March 2, 2015 | by Sumanta Kumar Pal M.D.
Pick up any biotech industry report and you’re guaranteed to come across one term repeatedly – CAR-T therapy. A fierce competition is now underway to bring CAR-T treatments to market – several companies (Juno, Novartis, Kite and Cellectis, to name a few) have major stakes in the race. I’ve found the CAR-T buzz has also penetrated the clinic -- not a day goes by that I don’t have a conversation with a patient regarding this emerging technology.
So what is CAR-T? Essentially, it’s an engineered immune cell (called a T cell) that has on its surface a highly specific protein called a chimeric antigen receptor (CAR). These “souped up” immune cells can mount a potent and highly specific attack against tumors.
Last year, a group of researchers from the University of Pennsylvania published results in the New England Journal of Medicine pertaining to 30 patients who had received CAR-T therapies. These patients were suffering from a relapse of acute lymphoblastic leukemia (ALL) and had failed standard treatments. The results were nothing short of remarkable – at six months following treatment, roughly two-thirds of patients remained free of disease.

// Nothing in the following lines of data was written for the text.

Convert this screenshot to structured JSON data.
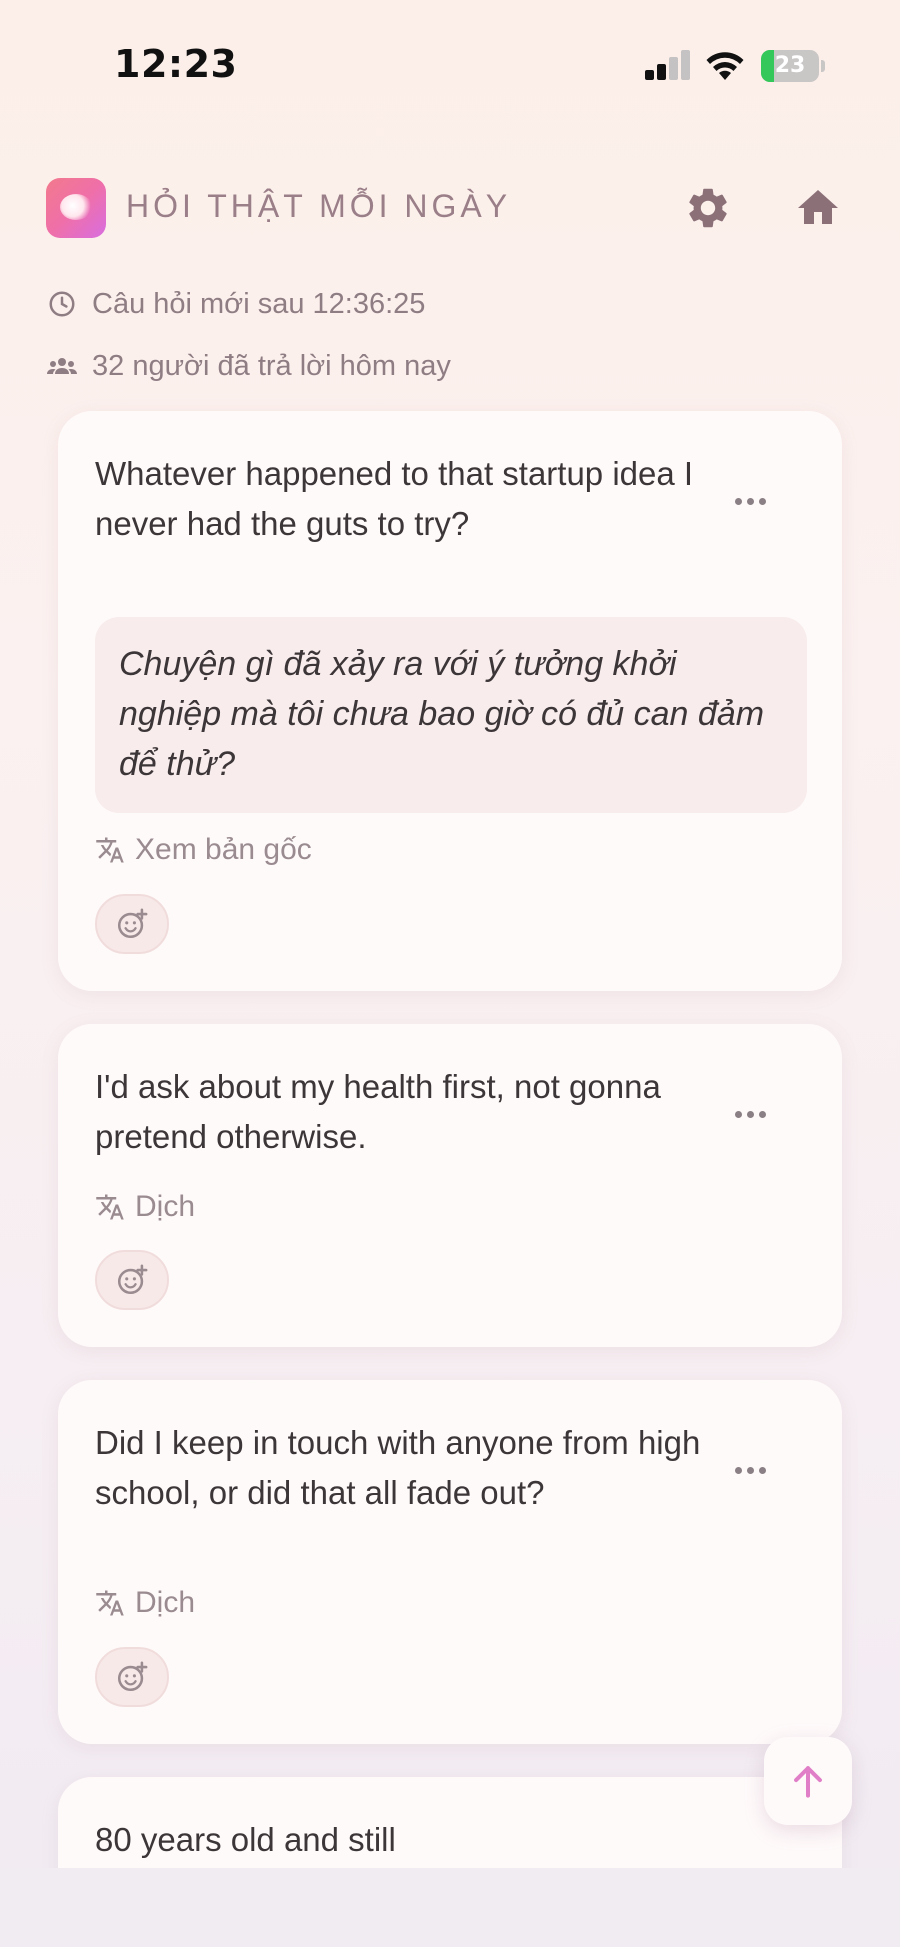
{
  "status_bar": {
    "time": "12:23",
    "battery_level": "23",
    "battery_fill_fraction": 0.23,
    "battery_color": "#34c759"
  },
  "header": {
    "title": "HỎI THẬT MỖI NGÀY",
    "logo_icon": "app-logo-gradient",
    "settings_icon": "gear-icon",
    "home_icon": "home-icon"
  },
  "info": {
    "countdown_text": "Câu hỏi mới sau 12:36:25",
    "answered_text": "32 người đã trả lời hôm nay"
  },
  "cards": [
    {
      "text": "Whatever happened to that startup idea I never had the guts to try?",
      "translation": "Chuyện gì đã xảy ra với ý tưởng khởi nghiệp mà tôi chưa bao giờ có đủ can đảm để thử?",
      "translate_label": "Xem bản gốc"
    },
    {
      "text": "I'd ask about my health first, not gonna pretend otherwise.",
      "translate_label": "Dịch"
    },
    {
      "text": "Did I keep in touch with anyone from high school, or did that all fade out?",
      "translate_label": "Dịch"
    },
    {
      "text": "80 years old and still"
    }
  ],
  "colors": {
    "accent": "#e07fc7",
    "muted_text": "#8f7d84",
    "card_bg": "#fffafa"
  }
}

These findings were a phenomenal leap forward for patients with this relatively rare disorder. A couple of roadblocks stand in the way of further development of CAR-T cells, however.
The first is the manufacturing processes involved – “scaling up” the production of this highly specific therapy will require extensive resources. It’s not possible to simply stock the shelves with drugs of this kind – CAR-T therapy is essentially a personalized drug made for individual patients.
The second issue facing CAR-T therapy is how to make it more applicable to cancer patients at large. In 2015, just over 6,000 cases of ALL will be diagnosed, representing less than 1 percent of all cancer diagnoses. Although CAR-T has certainly made a footprint in ALL, will it make a splash in other more common cancer types?
One researcher leading this drive to maximize the potential of CAR-T therapy is Stephen J. Forman, M.D., the Francis & Kathleen McNamara Distinguished Chair in Hematology and Hematopoietic Cell Transplantation at City of Hope. Forman is a pioneer of bone marrow and stem cell transplants, which several decades ago seemed a far-fetched prospect. Like CAR-T therapy, bone marrow transplant was a highly personalized therapy applied in a limited scope of diseases. Over the course of time, the indications have gradually expanded, allowing this life-saving therapy to be applied in hundreds of thousands of patients.
Now Forman is leading a project that aims to utilize CAR-T therapy in patients with advanced prostate cancer. Forman’s approach differs in that he will combine CAR-T cells with other agents that will augment the body’s immune system.
“One of the things we’ve built into our prostate cancer immune therapy is to address not just the cells that could kill the cancer, but the cancer’s ability to suppress the immune system,” Forman said. This “combined modality” therapy, as he terms it, may enhance the effect of CAR-T therapy. The project is fueled by a $1 million grant from the Prostate Cancer Foundation, which has backed many efforts to develop new prostate cancer drugs.
The realization of CAR-T therapy in prostate cancer could have an impact on the more than 220,000 men diagnosed with the disease annually in the U.S. Although the issues of scalability remain, Forman said, City of Hope also faced this dilemma decades ago.
“When we first introduced bone marrow transplant, it was thought of as rogue and cavalier,” he said. “Now the procedure is being conducted in varying forms at cancer centers across the U.S.”
With his direction, CAR-T may enjoy the same fate.
Sumanta Kumar Pal, M.D., is an assistant professor in the Department of Medical Oncology & Therapeutics Research and co-director of the Kidney Cancer Program at City of Hope.